Air India employee dies after being sucked into plane engine

Hatu

Veteran
Aug 20, 2002
645
132
MIA
(CNN)An engineer at Mumbai airport died after being sucked into the engine of an Air India plane, the company said.

The deadly incident happened late Wednesday as the Airbus A319 was being towed backward from the parking bay in preparation for taxiing out, said Anil Mehta, an Air India official.



The engineer, Ravi Subramanian, was standing near the landing gear under the plane's nose as he supervised the process, Mehta told CNN.

http://www.cnn.com/2015/12/17/asia/air-india-engineer-sucked-into-plane-engine/index.html
 
We can MEL ours and just do an air start before each leg. If that was what was happening, and he was by the nose, that's not enough power to suck him in. Even if he "stayed with them" on the headset for a cross bleed, I can't see it. Maybe AI incorporates powering them up as part of the procedure? I dunno...
 
I've been there when starting off a live engine and it spools to idle pretty quick. I think quicker than an APU.
 
That guy was done before he realized what was going on.
 
Some questioned why they were at that high a setting at pushback.
 
"You don't understand jet engines at Idle then." 
 
The safety zone isn't to be respected when they are on take off roll.
 
I have done many crossbleed starts myself and have done them as part of the pushback crew on the 319/320.

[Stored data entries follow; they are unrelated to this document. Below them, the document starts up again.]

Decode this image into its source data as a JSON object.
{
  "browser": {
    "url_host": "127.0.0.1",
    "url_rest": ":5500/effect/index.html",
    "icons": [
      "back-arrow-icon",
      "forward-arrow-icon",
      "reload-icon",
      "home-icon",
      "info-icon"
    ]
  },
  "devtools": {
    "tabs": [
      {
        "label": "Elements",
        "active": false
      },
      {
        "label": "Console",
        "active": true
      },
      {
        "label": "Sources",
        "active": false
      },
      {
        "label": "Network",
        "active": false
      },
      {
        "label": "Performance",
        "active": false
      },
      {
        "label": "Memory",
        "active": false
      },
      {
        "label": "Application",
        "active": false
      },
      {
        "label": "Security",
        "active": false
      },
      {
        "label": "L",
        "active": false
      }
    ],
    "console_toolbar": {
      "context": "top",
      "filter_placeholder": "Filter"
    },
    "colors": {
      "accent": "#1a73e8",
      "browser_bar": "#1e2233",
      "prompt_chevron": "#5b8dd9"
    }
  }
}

We would always start one engine at the gate using airstart cart, then pushback. After getting safely away from the gate I would then bring up the N1 of the operating engine and start the other. We would never operate an engine at the gate u dear power high enough to perform a crossbleed start.

The A-319 is a very dangerous aircraft, especially if you are interchanging at the same gate with the 320. The distance between cargo door, nose gear, and #2 engine is slim.